The focus of the study is on the primary care environment, where the majority of patients with diabetes seek on-going health care. The proposed group-randomized and controlled clinical trial-targeted at 24 primary care clinics-evaluates the effectiveness of the TRANSLATE intervention, a multifaceted diabetes intervention program promoting better comprehensive diabetes management. The intervention begins by evaluating the organizational structures of primary care offices and identifying existing barriers in these small complex systems. A set of nine well-developed intervention components-selected from among some of the most successful strategies in the literature for altering clinical outcomes-are then introduced to correct existing deficiencies at each clinic.
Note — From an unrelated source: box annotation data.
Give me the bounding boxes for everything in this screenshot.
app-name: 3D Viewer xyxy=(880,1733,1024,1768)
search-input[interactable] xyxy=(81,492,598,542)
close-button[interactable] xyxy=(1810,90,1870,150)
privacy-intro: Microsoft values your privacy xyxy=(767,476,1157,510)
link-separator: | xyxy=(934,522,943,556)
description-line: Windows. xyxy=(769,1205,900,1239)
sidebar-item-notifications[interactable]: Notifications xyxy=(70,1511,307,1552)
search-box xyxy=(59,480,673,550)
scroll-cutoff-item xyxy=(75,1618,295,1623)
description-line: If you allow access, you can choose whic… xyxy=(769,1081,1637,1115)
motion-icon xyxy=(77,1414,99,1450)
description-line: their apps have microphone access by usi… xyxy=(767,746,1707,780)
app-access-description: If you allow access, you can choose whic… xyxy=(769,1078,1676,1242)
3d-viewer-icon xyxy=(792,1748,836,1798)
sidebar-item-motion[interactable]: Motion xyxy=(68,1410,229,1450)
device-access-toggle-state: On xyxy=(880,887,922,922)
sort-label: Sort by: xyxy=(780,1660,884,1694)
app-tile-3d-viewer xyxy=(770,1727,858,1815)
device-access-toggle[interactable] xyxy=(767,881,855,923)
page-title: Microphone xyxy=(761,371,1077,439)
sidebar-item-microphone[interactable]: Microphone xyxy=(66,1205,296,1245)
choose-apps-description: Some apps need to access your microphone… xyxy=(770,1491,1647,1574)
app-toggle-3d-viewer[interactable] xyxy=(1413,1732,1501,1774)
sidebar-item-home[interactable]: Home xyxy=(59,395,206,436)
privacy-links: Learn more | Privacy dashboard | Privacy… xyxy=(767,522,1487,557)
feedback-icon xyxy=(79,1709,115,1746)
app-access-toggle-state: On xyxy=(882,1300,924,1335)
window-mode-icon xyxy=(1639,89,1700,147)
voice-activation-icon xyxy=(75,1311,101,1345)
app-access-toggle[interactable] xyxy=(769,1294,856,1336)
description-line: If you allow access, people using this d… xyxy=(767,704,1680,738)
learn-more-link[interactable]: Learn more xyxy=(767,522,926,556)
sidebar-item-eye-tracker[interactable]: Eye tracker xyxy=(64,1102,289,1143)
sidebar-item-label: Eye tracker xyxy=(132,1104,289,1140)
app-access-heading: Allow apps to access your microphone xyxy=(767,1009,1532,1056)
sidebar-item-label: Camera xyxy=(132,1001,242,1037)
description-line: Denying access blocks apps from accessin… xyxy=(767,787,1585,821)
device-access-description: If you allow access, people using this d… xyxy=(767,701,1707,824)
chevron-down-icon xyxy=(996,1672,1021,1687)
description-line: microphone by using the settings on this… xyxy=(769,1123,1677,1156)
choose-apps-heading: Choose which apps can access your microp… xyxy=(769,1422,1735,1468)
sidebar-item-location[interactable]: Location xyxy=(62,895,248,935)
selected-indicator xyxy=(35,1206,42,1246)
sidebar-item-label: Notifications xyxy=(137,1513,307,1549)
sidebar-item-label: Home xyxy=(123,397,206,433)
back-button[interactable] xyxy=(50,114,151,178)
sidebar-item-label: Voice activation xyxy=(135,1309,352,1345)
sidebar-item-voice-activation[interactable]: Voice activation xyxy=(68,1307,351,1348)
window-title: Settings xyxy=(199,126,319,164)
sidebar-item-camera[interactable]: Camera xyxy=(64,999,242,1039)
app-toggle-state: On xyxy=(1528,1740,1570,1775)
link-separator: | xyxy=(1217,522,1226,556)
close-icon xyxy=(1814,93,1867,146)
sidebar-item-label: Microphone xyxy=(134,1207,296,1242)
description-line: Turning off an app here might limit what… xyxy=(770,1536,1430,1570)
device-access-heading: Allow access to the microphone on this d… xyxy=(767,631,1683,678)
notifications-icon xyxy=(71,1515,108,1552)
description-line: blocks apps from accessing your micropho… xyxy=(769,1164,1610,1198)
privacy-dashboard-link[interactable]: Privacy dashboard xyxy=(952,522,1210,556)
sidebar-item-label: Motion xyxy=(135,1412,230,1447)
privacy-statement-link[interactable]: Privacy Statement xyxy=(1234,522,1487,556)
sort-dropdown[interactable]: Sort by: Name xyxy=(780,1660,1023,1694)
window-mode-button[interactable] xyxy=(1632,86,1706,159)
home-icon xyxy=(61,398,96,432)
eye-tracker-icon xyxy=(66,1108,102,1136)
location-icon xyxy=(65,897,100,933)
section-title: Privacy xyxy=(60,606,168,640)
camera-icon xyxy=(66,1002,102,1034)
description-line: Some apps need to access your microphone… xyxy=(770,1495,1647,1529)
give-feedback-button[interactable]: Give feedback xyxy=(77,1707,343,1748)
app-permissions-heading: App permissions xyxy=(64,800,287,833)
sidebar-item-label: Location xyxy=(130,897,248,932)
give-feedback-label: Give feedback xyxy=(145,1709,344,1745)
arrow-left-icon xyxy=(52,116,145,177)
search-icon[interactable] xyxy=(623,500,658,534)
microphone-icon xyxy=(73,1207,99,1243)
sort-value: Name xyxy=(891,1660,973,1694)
The TRANSLATE components function as an interdependent system, providing substantial support to both the provider and patient. Key features include the targeting of high-risk patients, a patient reminder system for routine visits, both passive and patient-specific physician reminders, a disease-specific networked reporting system, and physician education. Implementation is facilitated by a local diabetes intervention team assisted by a site coordinator and a local physician champion. Notably, the model does not centralize care, but rather promotes dissemination of care delivery improvements by promoting infrastructure changes at the primary care clinic where most care is delivered. Quality improvement methods are employed to optimize implementation in each unique clinic setting. Upper level administrative personnel are integrated into the regular review of implementation measures and resource use.
The study hypothesis is that implementation of the TRANSLATE intervention will result in meaningful improvement in physiologic outcome measures and important disease process measures-at a reasonable cost-within primary care settings.
The specific aims of the project are to rigorously evaluate the effectiveness of the TRANSLATE program by comparing intervention and control clinics on the following three clinical and economic outcomes:
- the change in A1c and systolic blood pressure values among all patients with diagnosed diabetes mellitus in participating primary care clinics over 12 months;
- the quality of diabetes care delivery as measured by the distribution and prevalence of appropriate A1c, microalbumin, low density lipoprotein measurements, and foot exams over 12 months;
- the economic impact on the health care delivery system as measured by the short- and long-term cost from the perspective of the health care system.